Imposer une contribution sur le chiffre d'affaires national réalisé par chaque
opérateur. Dans certains pays d'Afrique, ce cœfficient varie entre 0,5 et 1%.
Ce montant, totalement séparé du prix de la licence sera versé en fin
d'exercice à l'ATR.
Cette
proposition a le mérite d'être en harmonie avec le prix de la licence comparé
aux pays voisins et crée par la même occasion une possibilité de ressources
supplémentaires à l'Etat béninois qui pourront se chiffrés à des centaines de
millions de francs CFA (ex : 1% du chiffre d'affaires annuel de l'ensemble
des quatre opérateurs GSM représente environ 1 Milliard de francs CFA. L'ATR
peut aussi imposer aux opérateurs, une contribution sous forme de taxes sur les
fréquences et sur usage de blocs de numéros qui appartienne à la puissance
publique. Le produit de ces différentes taxes permettra à l'ATR d'asseoir son
budget sans être financée par l'état ; il s'agit là d'une recommandation
de l'OHADA car elle renforce l'indépendance de l'autorité de régulation
vis-à-vis de l'Etat.
Proposition
2
L'Atr
revoit à la baisse le prix de la licence en accord avec les réalités de volumes
d'affaires générés dans le secteur au Bénin, et propose un échéancier de
règlement aux opérateurs. Un forfait annuel sera donc imposé aux opérateurs
afin de leur permettre de respecter leur obligation tout en conservant un
confort de trésorerie raisonnable.
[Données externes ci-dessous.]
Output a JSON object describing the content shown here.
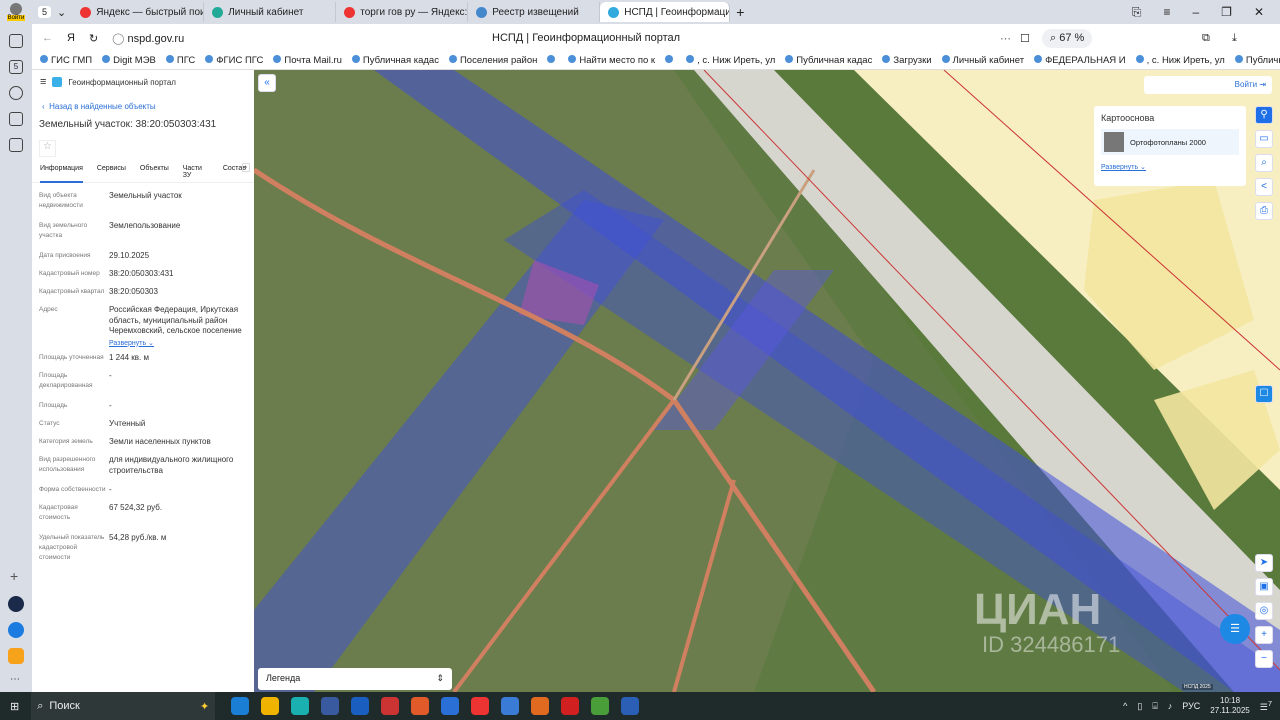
{
  "browser": {
    "profile_label": "Войти",
    "tab_count": "5",
    "tabs": [
      {
        "label": "Яндекс — быстрый поиск",
        "color": "#e33"
      },
      {
        "label": "Личный кабинет",
        "color": "#2a9"
      },
      {
        "label": "торги гов ру — Яндекс: н",
        "color": "#e33"
      },
      {
        "label": "Реестр извещений",
        "color": "#48c"
      },
      {
        "label": "НСПД | Геоинформационный портал",
        "color": "#3ad",
        "active": true
      }
    ],
    "url": "nspd.gov.ru",
    "page_title": "НСПД | Геоинформационный портал",
    "zoom": "67 %",
    "bookmarks": [
      "ГИС ГМП",
      "Digit МЭВ",
      "ПГС",
      "ФГИС ПГС",
      "Почта Mail.ru",
      "Публичная кадас",
      "Поселения район",
      "",
      "Найти место по к",
      "",
      ", с. Ниж Иреть, ул",
      "Публичная кадас",
      "Загрузки",
      "Личный кабинет",
      "ФЕДЕРАЛЬНАЯ И",
      ", с. Ниж Иреть, ул",
      "Публичная ка"
    ]
  },
  "panel": {
    "portal_name": "Геоинформационный портал",
    "back_link": "Назад в найденные объекты",
    "title": "Земельный участок: 38:20:050303:431",
    "tabs": [
      "Информация",
      "Сервисы",
      "Объекты",
      "Части ЗУ",
      "Состав"
    ],
    "fields": [
      {
        "label": "Вид объекта недвижимости",
        "value": "Земельный участок"
      },
      {
        "label": "Вид земельного участка",
        "value": "Землепользование"
      },
      {
        "label": "Дата присвоения",
        "value": "29.10.2025"
      },
      {
        "label": "Кадастровый номер",
        "value": "38:20:050303:431"
      },
      {
        "label": "Кадастровый квартал",
        "value": "38:20:050303"
      },
      {
        "label": "Адрес",
        "value": "Российская Федерация, Иркутская область, муниципальный район Черемховский, сельское поселение"
      },
      {
        "label": "Площадь уточненная",
        "value": "1 244 кв. м"
      },
      {
        "label": "Площадь декларированная",
        "value": "-"
      },
      {
        "label": "Площадь",
        "value": "-"
      },
      {
        "label": "Статус",
        "value": "Учтенный"
      },
      {
        "label": "Категория земель",
        "value": "Земли населенных пунктов"
      },
      {
        "label": "Вид разрешенного использования",
        "value": "для индивидуального жилищного строительства"
      },
      {
        "label": "Форма собственности",
        "value": "-"
      },
      {
        "label": "Кадастровая стоимость",
        "value": "67 524,32 руб."
      },
      {
        "label": "Удельный показатель кадастровой стоимости",
        "value": "54,28 руб./кв. м"
      }
    ],
    "expand": "Развернуть"
  },
  "map": {
    "login": "Войти",
    "basemap_title": "Картооснова",
    "basemap_item": "Ортофотопланы 2000",
    "expand": "Развернуть",
    "legend": "Легенда",
    "watermark": "ЦИАН",
    "watermark_id": "ID 324486171",
    "attribution": "НСПД 2025"
  },
  "taskbar": {
    "search": "Поиск",
    "lang": "РУС",
    "time": "10:18",
    "date": "27.11.2025",
    "notifications": "7"
  }
}
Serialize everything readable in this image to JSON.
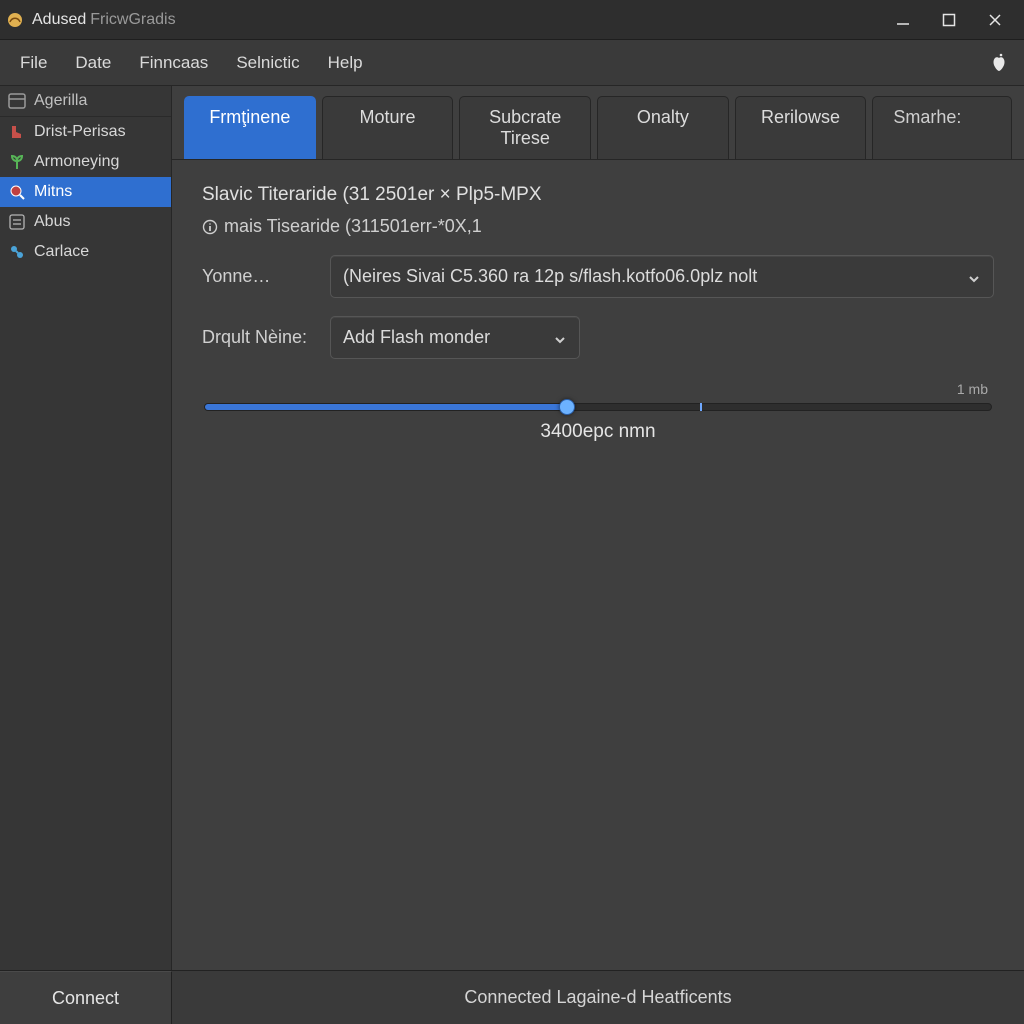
{
  "window": {
    "title_strong": "Adused",
    "title_rest": "FricwGradis"
  },
  "menubar": {
    "items": [
      "File",
      "Date",
      "Finncaas",
      "Selnictic",
      "Help"
    ]
  },
  "sidebar": {
    "heading": "Agerilla",
    "items": [
      {
        "label": "Drist-Perisas",
        "icon": "boot-icon"
      },
      {
        "label": "Armoneying",
        "icon": "plant-icon"
      },
      {
        "label": "Mitns",
        "icon": "search-globe-icon",
        "selected": true
      },
      {
        "label": "Abus",
        "icon": "slider-icon"
      },
      {
        "label": "Carlace",
        "icon": "config-icon"
      }
    ]
  },
  "tabs": [
    {
      "label": "Frmţinene",
      "active": true
    },
    {
      "label": "Moture"
    },
    {
      "label": "Subcrate Tirese"
    },
    {
      "label": "Onalty"
    },
    {
      "label": "Rerilowse"
    },
    {
      "label": "Smarhe:"
    }
  ],
  "content": {
    "heading": "Slavic Titeraride (31 2501er × Plp5-MPX",
    "subheading": "mais Tisearide (311501err-*0X,1",
    "yonne_label": "Yonne…",
    "yonne_value": "(Neires Sivai C5.360 ra 12p s/flash.kotfo06.0plz nolt",
    "drqult_label": "Drqult Nèine:",
    "drqult_value": "Add Flash monder",
    "slider": {
      "max_label": "1 mb",
      "value_label": "3400epc nmn",
      "percent": 46
    }
  },
  "bottom": {
    "connect": "Connect",
    "status": "Connected Lagaine-d Heatficents"
  }
}
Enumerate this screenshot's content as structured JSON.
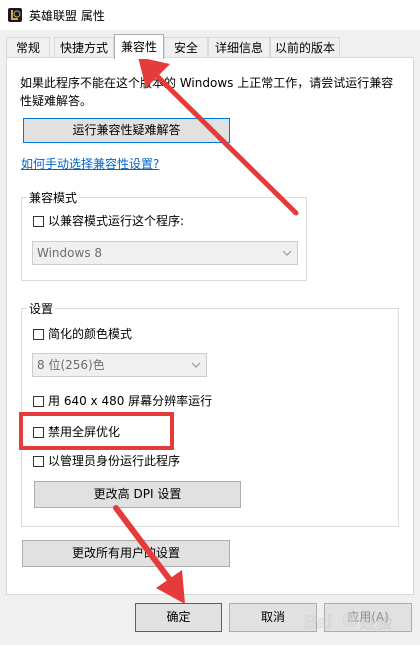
{
  "window": {
    "title": "英雄联盟 属性",
    "icon": "league-of-legends-icon"
  },
  "tabs": [
    {
      "label": "常规"
    },
    {
      "label": "快捷方式"
    },
    {
      "label": "兼容性",
      "active": true
    },
    {
      "label": "安全"
    },
    {
      "label": "详细信息"
    },
    {
      "label": "以前的版本"
    }
  ],
  "compat": {
    "intro": "如果此程序不能在这个版本的 Windows 上正常工作，请尝试运行兼容性疑难解答。",
    "troubleshoot_button": "运行兼容性疑难解答",
    "manual_link": "如何手动选择兼容性设置?"
  },
  "compat_mode": {
    "group_label": "兼容模式",
    "checkbox_label": "以兼容模式运行这个程序:",
    "checked": false,
    "os_select": "Windows 8"
  },
  "settings": {
    "group_label": "设置",
    "reduced_color": {
      "label": "简化的颜色模式",
      "checked": false
    },
    "color_select": "8 位(256)色",
    "run_640": {
      "label": "用 640 x 480 屏幕分辨率运行",
      "checked": false
    },
    "disable_fullscreen": {
      "label": "禁用全屏优化",
      "checked": false
    },
    "run_as_admin": {
      "label": "以管理员身份运行此程序",
      "checked": false
    },
    "dpi_button": "更改高 DPI 设置"
  },
  "all_users_button": "更改所有用户的设置",
  "footer": {
    "ok": "确定",
    "cancel": "取消",
    "apply": "应用(A)"
  },
  "watermark": {
    "text": "Baidu 经验"
  },
  "annotation": {
    "color": "#e53b3b"
  }
}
Le but de cette manœuvre va conforter l'ATR
dans sa position d'assainir le secteur et permettre aux opérateurs GSM privés
de bénéficier de leur droit tout en respectant leurs obligations.
J'invite
donc les protagonistes à définir ensemble de nouvelles règles de conduite pour
le bien être des usagers du GSM qui n'ont que trop souffert de la situation
actuelle. Il y va de l'image et de la crédibilité de l'Etat du Bénin et du sens
de la responsabilité des opérateurs GSM. Que chacun joue sa partition pour
le développement harmonieux des télécommunications au Bénin.